My research represents a holistic approach that brings together history, culture and modern food technology. In the 17th century, German naturalist Georg Eberhard Rumphius documented the rich plant diversity of the Moluccas – long before the region was called “Indonesia”. Later researchers such as Karl Ludwig von Köppen, Ferdinand von Richthofen and Adolf Bastian expanded this knowledge and shaped our scientific understanding of the archipelago. Their work continues to form the basis for research on tropical plants, microbial fermentation and bioactive compounds. Further research should focus on developing sustainable production methods and promoting global food security through functional foods such as fermented soy. I hope that food science will increasingly integrate cultural perspectives in addressing global food challenges.

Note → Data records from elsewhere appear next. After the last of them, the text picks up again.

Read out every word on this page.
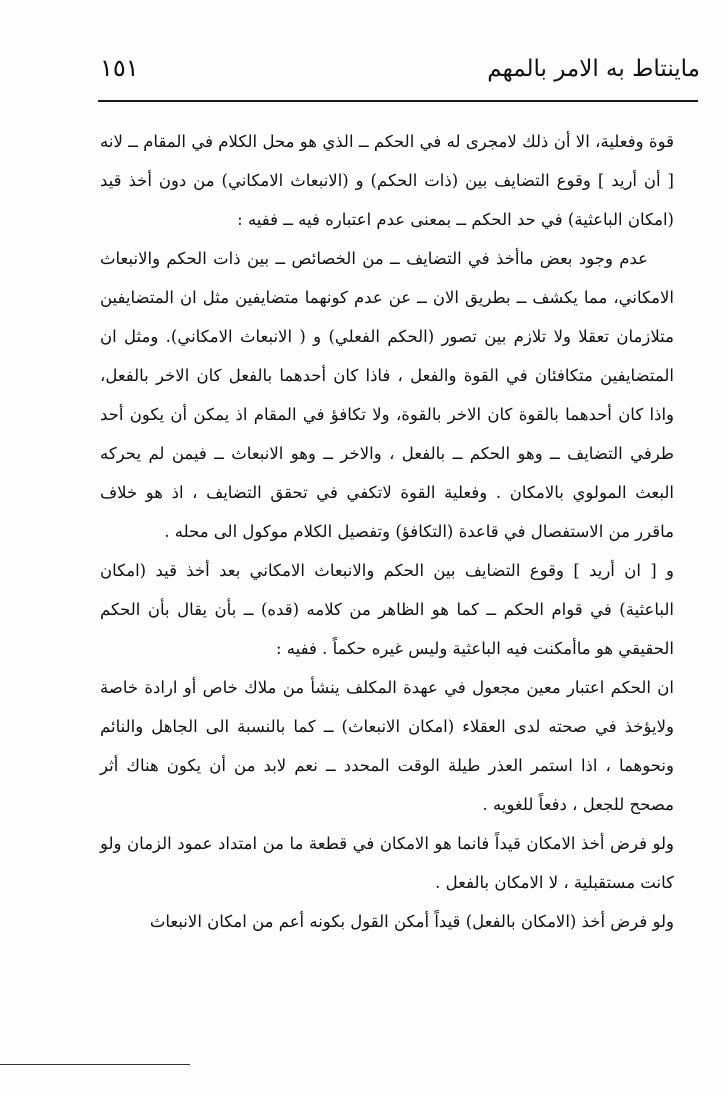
ماينتاط به الامر بالمهم
١٥١

قوة وفعلية، الا أن ذلك لامجرى له في الحكم ــ الذي هو محل الكلام في المقام ــ لانه [ أن أريد ] وقوع التضايف بين (ذات الحكم) و (الانبعاث الامكاني) من دون أخذ قيد (امكان الباعثية) في حد الحكم ــ بمعنى عدم اعتباره فيه ــ ففيه :

عدم وجود بعض ماأخذ في التضايف ــ من الخصائص ــ بين ذات الحكم والانبعاث الامكاني، مما يكشف ــ بطريق الان ــ عن عدم كونهما متضايفين مثل ان المتضايفين متلازمان تعقلا ولا تلازم بين تصور (الحكم الفعلي) و ( الانبعاث الامكاني). ومثل ان المتضايفين متكافئان في القوة والفعل ، فاذا كان أحدهما بالفعل كان الاخر بالفعل، واذا كان أحدهما بالقوة كان الاخر بالقوة، ولا تكافؤ في المقام اذ يمكن أن يكون أحد طرفي التضايف ــ وهو الحكم ــ بالفعل ، والاخر ــ وهو الانبعاث ــ فيمن لم يحركه البعث المولوي بالامكان . وفعلية القوة لاتكفي في تحقق التضايف ، اذ هو خلاف ماقرر من الاستفصال في قاعدة (التكافؤ) وتفصيل الكلام موكول الى محله .

و [ ان أريد ] وقوع التضايف بين الحكم والانبعاث الامكاني بعد أخذ قيد (امكان الباعثية) في قوام الحكم ــ كما هو الظاهر من كلامه (قده) ــ بأن يقال بأن الحكم الحقيقي هو ماأمكنت فيه الباعثية وليس غيره حكماً . ففيه :

ان الحكم اعتبار معين مجعول في عهدة المكلف ينشأ من ملاك خاص أو ارادة خاصة ولايؤخذ في صحته لدى العقلاء (امكان الانبعاث) ــ كما بالنسبة الى الجاهل والنائم ونحوهما ، اذا استمر العذر طيلة الوقت المحدد ــ نعم لابد من أن يكون هناك أثر مصحح للجعل ، دفعاً للغويه .

ولو فرض أخذ الامكان قيداً فانما هو الامكان في قطعة ما من امتداد عمود الزمان ولو كانت مستقبلية ، لا الامكان بالفعل .

ولو فرض أخذ (الامكان بالفعل) قيداً أمكن القول بكونه أعم من امكان الانبعاث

I am grateful to the DAAD for supporting my doctoral studies at Leibniz University Hannover and fostering international collaborations. I also deeply appreciate the guidance of Professor Tuba Esatbeyoglu and the strong teamwork at the Institute of Food and One Health – their expertise has profoundly shaped my growth as a researcher.

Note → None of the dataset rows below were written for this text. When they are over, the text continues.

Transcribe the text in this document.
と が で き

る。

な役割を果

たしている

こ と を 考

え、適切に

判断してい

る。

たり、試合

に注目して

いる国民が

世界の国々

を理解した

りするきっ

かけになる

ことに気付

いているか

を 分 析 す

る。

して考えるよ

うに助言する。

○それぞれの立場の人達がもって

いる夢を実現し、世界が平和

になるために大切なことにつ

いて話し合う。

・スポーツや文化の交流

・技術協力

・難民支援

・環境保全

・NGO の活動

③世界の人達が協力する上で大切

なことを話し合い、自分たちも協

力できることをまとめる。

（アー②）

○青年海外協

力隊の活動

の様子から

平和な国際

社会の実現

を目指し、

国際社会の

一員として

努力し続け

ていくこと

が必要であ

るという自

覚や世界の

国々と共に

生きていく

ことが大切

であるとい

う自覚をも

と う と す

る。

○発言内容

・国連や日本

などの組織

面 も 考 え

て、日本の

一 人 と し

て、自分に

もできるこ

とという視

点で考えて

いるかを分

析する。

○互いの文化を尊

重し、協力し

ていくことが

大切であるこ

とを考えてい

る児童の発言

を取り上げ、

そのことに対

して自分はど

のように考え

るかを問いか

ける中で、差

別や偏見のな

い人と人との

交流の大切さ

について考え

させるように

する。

Iskandar Azmy Harahap was born in Indonesia and worked on his doctorate in food science with Prof. Dr. Tuba Esatbeyoglu. He holds a master’s degree from Gadjah Mada University in Indonesia and has published numerous scientific papers as well as contributed to patent applications in Poland and Indonesia. Beyond research, he is also committed to supporting the sustainable development of his home country through projects that transform underused plants from rural areas into functional foods.
- Institute of Food Science and One Health: Molecular food chemistry and food development section
- Leibniz University Hannover on 22.10.2025: Outstanding achievements and social commitment
- Studying food science and development in Hannover: Food science degree programmes
The portrait series "Curious minds – What's yours?" introduces early-career researchers from our Faculty. Through a set of concise questions, it offers personal insights into the variety of current research. Following the idea of big questions and short answers, readers can discover not only the science itself – but also the people who pursue it with dedication and passion.